Une réunion s'est ensuite tenue à Matignon (le 10 avril), destinée à discuter du marché de la téléphonie mobile et à statuer sur le sort de la 4ème licence mobile française. Une réunion qui s'était terminée sans réelle conclusion quant au devenir de la quatrième licence mobile sinon que les fréquences concernées pourraient être morcelées, bien que la conclusion indique qu'un nouveau concurrent pourrait faire baisser les tarifs. Le Gouvernement s'était donné un délai de réflexion jusqu'à cet été.
Où en est on ?
Matignon aura donné un avis plus rapidement, puisque le Premier Ministre vient de publier un communiqué concernant l'attribution de cette fameuse licence. Par ce communiqué, le Gouvernement demande à l’ARCEP d'envisager le lancement d’une large consultation publique, destinée à déterminer les conditions les plus appropriées pour l’attribution des fréquences correspondantes.
La consultation aura pour objectif de définir :
- un schéma d’attribution de l’ensemble des fréquences à un nouvel entrant selon des modalités comparables au troisième appel à candidatures ;
- un schéma alternatif d’attribution en plusieurs lots, dont tous ou certains seraient ouverts à tout opérateur.
Retour au point de départ, nous ne savons pas aujourd'hui si la licence sera attribuée en un seul ou plusieurs blocs. Mais clairement, l'objectif des consultations est de déterminer si les conditions du schéma alternatif permettraient de répondre "

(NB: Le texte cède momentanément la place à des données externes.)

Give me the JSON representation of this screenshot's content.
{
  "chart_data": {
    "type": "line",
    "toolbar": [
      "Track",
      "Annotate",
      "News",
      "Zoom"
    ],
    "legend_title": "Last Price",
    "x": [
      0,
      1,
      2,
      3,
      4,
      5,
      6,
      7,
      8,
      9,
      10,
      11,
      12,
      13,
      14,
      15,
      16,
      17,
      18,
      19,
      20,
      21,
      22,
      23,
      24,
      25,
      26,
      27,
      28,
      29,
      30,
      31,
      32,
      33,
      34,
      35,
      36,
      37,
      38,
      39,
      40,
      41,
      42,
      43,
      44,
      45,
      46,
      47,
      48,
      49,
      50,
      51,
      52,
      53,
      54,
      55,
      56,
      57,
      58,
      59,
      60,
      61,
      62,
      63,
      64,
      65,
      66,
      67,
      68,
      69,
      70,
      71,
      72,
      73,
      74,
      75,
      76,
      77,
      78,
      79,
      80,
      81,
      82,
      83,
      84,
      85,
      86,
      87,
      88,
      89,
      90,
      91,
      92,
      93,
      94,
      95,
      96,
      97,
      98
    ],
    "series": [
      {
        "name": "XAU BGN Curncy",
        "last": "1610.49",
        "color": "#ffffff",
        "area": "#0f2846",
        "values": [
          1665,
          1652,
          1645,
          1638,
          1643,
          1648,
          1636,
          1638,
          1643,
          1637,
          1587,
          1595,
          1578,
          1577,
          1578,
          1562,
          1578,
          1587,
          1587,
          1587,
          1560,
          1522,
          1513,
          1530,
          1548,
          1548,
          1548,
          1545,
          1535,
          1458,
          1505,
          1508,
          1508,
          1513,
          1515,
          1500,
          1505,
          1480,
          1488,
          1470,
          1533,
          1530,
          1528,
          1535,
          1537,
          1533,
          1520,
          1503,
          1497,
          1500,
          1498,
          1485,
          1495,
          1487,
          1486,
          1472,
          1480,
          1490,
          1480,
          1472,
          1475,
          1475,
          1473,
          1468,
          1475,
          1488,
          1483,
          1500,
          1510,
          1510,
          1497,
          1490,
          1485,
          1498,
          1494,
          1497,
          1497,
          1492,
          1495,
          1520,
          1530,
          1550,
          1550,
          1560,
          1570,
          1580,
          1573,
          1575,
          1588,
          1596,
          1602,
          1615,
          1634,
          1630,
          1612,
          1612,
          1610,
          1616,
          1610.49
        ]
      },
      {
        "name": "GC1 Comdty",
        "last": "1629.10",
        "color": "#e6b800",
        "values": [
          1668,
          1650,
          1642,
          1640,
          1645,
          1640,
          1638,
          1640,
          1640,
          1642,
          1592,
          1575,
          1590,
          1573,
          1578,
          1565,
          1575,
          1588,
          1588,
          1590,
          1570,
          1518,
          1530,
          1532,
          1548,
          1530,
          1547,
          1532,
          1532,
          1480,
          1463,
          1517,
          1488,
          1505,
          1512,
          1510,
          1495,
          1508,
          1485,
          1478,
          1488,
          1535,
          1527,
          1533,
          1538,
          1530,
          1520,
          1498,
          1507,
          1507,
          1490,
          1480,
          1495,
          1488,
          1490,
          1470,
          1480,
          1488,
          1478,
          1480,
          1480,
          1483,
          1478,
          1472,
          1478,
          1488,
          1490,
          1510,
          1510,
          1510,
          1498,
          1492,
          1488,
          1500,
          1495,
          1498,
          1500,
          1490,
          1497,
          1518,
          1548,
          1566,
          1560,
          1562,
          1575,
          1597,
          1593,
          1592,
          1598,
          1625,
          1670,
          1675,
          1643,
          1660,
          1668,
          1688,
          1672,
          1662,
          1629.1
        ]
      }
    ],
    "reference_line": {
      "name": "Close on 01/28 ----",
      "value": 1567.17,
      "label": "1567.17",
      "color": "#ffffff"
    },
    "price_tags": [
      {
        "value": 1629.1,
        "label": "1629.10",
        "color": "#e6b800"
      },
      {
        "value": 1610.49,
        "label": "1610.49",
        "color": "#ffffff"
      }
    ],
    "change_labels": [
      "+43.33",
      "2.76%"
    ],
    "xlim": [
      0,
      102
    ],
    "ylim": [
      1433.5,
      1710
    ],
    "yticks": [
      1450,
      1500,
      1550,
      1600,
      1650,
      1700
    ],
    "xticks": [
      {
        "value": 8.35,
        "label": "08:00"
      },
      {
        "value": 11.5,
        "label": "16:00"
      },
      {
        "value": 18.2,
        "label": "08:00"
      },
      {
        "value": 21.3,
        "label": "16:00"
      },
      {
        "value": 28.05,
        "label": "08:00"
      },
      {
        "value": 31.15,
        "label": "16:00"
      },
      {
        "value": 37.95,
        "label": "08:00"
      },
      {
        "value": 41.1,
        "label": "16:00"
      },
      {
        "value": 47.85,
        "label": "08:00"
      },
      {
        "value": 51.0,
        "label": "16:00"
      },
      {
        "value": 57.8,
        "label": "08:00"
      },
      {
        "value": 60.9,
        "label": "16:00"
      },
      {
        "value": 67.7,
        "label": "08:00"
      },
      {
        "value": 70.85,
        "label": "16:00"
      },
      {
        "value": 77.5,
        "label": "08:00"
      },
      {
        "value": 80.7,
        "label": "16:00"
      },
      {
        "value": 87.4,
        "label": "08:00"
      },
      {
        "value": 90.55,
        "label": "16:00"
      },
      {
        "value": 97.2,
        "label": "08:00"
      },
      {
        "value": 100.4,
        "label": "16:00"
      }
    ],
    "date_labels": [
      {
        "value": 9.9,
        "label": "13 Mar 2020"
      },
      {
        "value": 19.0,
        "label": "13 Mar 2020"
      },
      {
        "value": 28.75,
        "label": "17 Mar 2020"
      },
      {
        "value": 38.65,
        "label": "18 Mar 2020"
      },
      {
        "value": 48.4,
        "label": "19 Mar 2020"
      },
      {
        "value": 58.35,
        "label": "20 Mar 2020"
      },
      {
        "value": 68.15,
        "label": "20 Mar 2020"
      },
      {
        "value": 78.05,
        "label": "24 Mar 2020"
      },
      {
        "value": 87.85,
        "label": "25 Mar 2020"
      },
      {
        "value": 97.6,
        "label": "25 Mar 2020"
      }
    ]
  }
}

aux objectifs de stimulation de la concurrence sur le marché de la téléphonie mobile au bénéfice des consommateurs, y compris par l’amélioration du positionnement des opérateurs mobiles virtuels (MVNO), de développement de l’innovation et d’amélioration de la couverture du territoire par la téléphonie mobile".
Second objectif, et non des moindres, évaluer quels engagements ou obligations (ouverture de réseaux, couverture...) pourraient être associés à l’attribution de ces fréquences.
C'est pas demain la veille
... Et comme une consultation ne se fait pas en quelques semaines, le résultat de celle-ci devrait n'être disponible que vers la fin septembre (au plus tard le 30 septembre 2008, selon les voeux du Premier Ministre). Le résultat des consultations n'est qu'une première étape, qui "
permettra de définir les termes de l’appel à candidatures qui sera lancé, après un débat au Parlement, en vue de l’attribution des fréquences correspondantes".
En clair et sans décodeur, les trois opérateurs en place ne sont pas près de voir un quatrième opérateur surgir...
En outre, le Gouvernement a également souhaité saisir le Conseil de la concurrence "
sur les freins au développement des MVNO sur le marché de la téléphonie mobile, en lui demandant, le cas échéant, de proposer les mesures de correction appropriées". L’avis du Conseil est attendu sous deux mois.